In The Times on Saturday there was a story about the Duke of York Young Champions Trophy, being held this week at Royal Portrush, where Prince Andrew had been among the attendees during the Open Championship in July. This event is a competition for golfers aged 18 under, both male and female. Understandably the club feels it cannot disinvite Prince Andrew but one member told the newspaper that “maybe it would be best for everyone if he decided he wasn’t able to come.” All considered, a photograph of him warmly congratulating a victorious girl participant is perhaps something best avoided. We shall see what happens.

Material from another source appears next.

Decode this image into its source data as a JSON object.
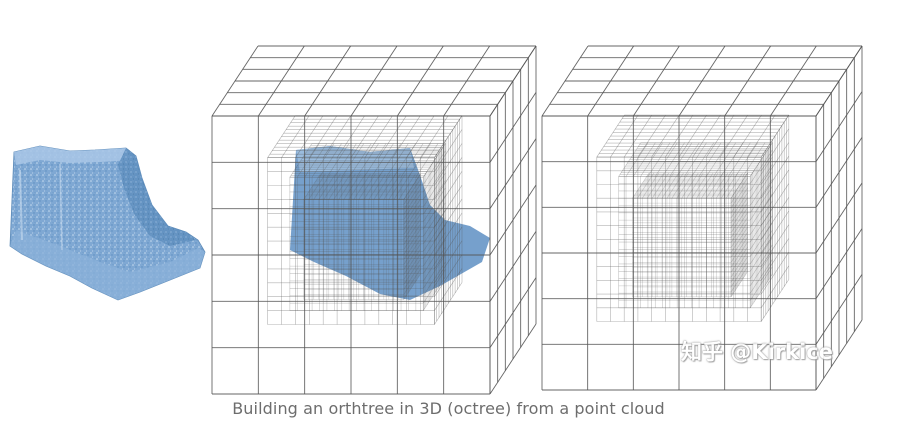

My reference to his previous helicopter costs seems coincidentally contemporary with the revelation that Donald Trump may be investigated by US financial authorities over allegations that he might have been using government funds to help drive business at Prestwick Airport in Ayrshire, a facility which his nearby Turnberry resort rather depends on to attract American visitors to his course, which is awaiting news as to when it might next get the Open, having last staged it in 2009.
The US president is undoubtedly keen to know the outcome of the R&A’s deliberations on that matter, although it’s not one with which Prince Andrew will be involved. He doesn’t boast about his golf like Trump does, pretending he’s a better player than he really is (but then he’s a member of the royal family; not a property developer/reality TV show host), although that has not stopped others in the past overstating his prowess at the game, presumably intending to do so on the royal behalf. But as the issue at Portrush shows, if Prince Andrew has not fallen out of love with golf, then golf has with him. As shames go, however, that’s hardly in the league of what Jeffrey Epstein put many young women through.